Now, exude confidence. Express to your small ones that it's only a small wasp. It's okay. It doesn't want to be here (anymore than you do), and that it won't hurt you if you stay still. Unless, of course, you make it mad by spraying it with Lysol. (Small, of course, also being a relative term. They don't need to know that its red body bouncing off the walls looks, from your vantage point, particularly large and invincible. And angry.)
And so, you begin. Wait. Smack. Spray. Smack. Leap! If you'd like to do it the way I do it, which is truly quite exciting for all involved, shut one eye. This will eliminate any of that pesky depth perception some people have which allows them to hit the wasp on any attempt in the single digits. If, however, you happen to be fond of your depth perception, well, I can't blame you. I'd use it if I had it, too. Smack. Spray. Smack. DIVE! And so on.
Red wasps have incredibly hard bodies. It's amazing how quickly your standard store-bought fly swatter will crumple and bow beneath the impact, while the wasp will only glare at you and start dancing a jig above your head. But if you have the cardiovascular strength to keep up, you will eventually be able so show your small ones the corpse. And they always want to see it. I don't know why. It's not impressive. Honestly, for all the pomp involved, it's more than a little humiliating to have only that to show for it, but they insist on viewing the vanquished foe. (And am I the only one who cringes the entire time with fear that it's not Really Dead, but only playing oppossum and waiting to poke one of my children in the eye with lightning speed before I can reach the Lysol again?)
The house is wasp-free for another hour or so. It smells clean and antiseptic now, too. Ah, I love Springtime in the South!
Kiss those babies!
~Dy
11 comments:
Thanks for the (nervous) laugh! I've only had to kill a wasp once ~ twas scary.
My chemical engineering husband won't let me have Lysol in the house. I think he's more scared of Lysol than wasps. ;)
LOL. I can appreciate that. We bought it when the creeping crud threatened to invade our home last month. But it smells like a nursing home, so we never used it after the initial gag reflex wore off. I think last time, I used hair spray (why it was in the kitchen is one of those things I can go to my grave not knowing and be perfectly fine with...) Whatever's handy. But Murphy's Oil is really hard to get off the windows, so I try not to grab that.
Dy
LOL
I am so glad I am not the only one who fights off bugs with Lysol!!

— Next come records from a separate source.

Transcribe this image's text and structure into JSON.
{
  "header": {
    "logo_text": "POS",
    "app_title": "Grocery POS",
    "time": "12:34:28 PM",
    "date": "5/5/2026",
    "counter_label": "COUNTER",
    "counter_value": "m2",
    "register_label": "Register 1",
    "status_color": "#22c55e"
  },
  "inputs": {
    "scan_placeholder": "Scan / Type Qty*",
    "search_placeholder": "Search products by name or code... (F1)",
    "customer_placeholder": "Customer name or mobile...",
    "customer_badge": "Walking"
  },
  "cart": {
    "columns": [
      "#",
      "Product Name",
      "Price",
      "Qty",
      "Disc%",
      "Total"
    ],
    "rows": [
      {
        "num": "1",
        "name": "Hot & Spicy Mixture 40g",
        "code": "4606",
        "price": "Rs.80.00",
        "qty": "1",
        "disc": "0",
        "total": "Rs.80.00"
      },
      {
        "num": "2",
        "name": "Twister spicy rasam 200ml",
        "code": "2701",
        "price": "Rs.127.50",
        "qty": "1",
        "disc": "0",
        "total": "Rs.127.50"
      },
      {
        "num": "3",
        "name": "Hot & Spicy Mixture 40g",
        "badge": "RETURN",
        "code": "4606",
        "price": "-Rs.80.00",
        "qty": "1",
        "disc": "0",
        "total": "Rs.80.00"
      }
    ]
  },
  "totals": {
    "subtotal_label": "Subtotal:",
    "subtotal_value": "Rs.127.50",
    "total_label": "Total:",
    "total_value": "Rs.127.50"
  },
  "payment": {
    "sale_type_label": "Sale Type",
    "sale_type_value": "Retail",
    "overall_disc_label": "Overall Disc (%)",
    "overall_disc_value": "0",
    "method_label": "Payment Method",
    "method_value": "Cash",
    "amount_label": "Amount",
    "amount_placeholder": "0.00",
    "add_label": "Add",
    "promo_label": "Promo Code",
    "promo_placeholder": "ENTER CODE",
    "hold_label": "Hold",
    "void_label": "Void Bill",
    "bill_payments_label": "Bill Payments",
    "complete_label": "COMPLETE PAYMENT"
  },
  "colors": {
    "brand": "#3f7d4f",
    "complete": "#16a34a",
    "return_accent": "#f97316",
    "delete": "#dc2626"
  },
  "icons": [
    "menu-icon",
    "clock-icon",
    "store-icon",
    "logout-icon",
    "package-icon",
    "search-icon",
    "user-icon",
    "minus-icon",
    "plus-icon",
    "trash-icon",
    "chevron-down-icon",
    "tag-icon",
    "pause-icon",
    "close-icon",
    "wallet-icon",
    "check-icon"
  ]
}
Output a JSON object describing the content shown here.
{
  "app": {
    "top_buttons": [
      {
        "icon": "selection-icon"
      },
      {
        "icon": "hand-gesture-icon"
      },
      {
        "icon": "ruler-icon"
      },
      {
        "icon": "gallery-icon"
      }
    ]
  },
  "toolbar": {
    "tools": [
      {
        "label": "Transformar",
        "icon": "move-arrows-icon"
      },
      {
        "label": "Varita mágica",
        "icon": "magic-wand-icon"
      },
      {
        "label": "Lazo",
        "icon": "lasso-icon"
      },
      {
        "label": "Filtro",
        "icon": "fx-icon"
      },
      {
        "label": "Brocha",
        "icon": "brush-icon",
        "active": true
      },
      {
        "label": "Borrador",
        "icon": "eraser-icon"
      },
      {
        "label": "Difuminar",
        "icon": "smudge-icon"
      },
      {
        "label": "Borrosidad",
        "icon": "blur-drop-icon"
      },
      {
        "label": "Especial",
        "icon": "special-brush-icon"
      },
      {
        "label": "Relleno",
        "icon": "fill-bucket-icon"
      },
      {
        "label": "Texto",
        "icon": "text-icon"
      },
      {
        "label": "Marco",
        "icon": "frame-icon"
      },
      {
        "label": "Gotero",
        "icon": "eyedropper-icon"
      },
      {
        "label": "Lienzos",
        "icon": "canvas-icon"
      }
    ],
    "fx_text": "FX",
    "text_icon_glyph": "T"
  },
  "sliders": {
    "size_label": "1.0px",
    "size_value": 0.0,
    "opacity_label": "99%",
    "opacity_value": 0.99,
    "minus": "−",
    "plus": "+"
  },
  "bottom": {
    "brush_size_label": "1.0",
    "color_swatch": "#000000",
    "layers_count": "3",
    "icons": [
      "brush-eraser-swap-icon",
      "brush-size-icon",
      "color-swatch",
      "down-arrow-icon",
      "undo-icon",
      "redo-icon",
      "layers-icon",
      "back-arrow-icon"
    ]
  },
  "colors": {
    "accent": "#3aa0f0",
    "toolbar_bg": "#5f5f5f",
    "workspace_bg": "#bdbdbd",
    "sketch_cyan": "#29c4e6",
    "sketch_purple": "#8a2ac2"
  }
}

We had a bout of ant invasions and I found that lysol works pretty well to kill those buggers. It doesn't seem to do anything to keep them away, but it is satisfying to spray it at them and watch them all die instantly.
We have wasps too, now that the weather is warming up. Ours are just the plain ol' black variety, though.
Oh my goodness. This is ME, except that I use Windex.
You guys are brave. I just ask my 9yo to kill them.
KIDDING!
We get wasps in our house all the time. I usually suck them up with the vacuum cleaner or tell the kids to stay away from them and they'll die eventually.
Hey, a spritzer with soapy water also works, they'll fall to the ground quickly and you can deal with them from there.
Oh, I HATE wasps. They really scare me. They just seem so . . . evil. Your methods of fighting them sound a lot like mine, LOL. Did you ever find where they are coming in?
Thanks for the tip on the soapy water - they drop like small, angry rocks. Don't stay down long, but that's okay. I can usually get in enough whacks to do the trick before they get back up.
Claire, it's probably the screens, to be honest. We haven't repaired any of the screens or storm windows yet, and they were cared for just as gingerly as the rest of the house was.
Dy
You know spring is acomin' when the wasps start invading. I've found that just putting a glass over them (when they land on a flat surface) and then sliding a piece of cardboard under it, makes for a less stressful way of shooing them out of the house. I do, however, COMPLETELY freak out if there's a Wood Bee (they're so HUGE!!) or a spider (any size freaks me out!) in my domain. Lysol, windex, Pam...anything that squirts is fair game, man! Let the swat-fest begin!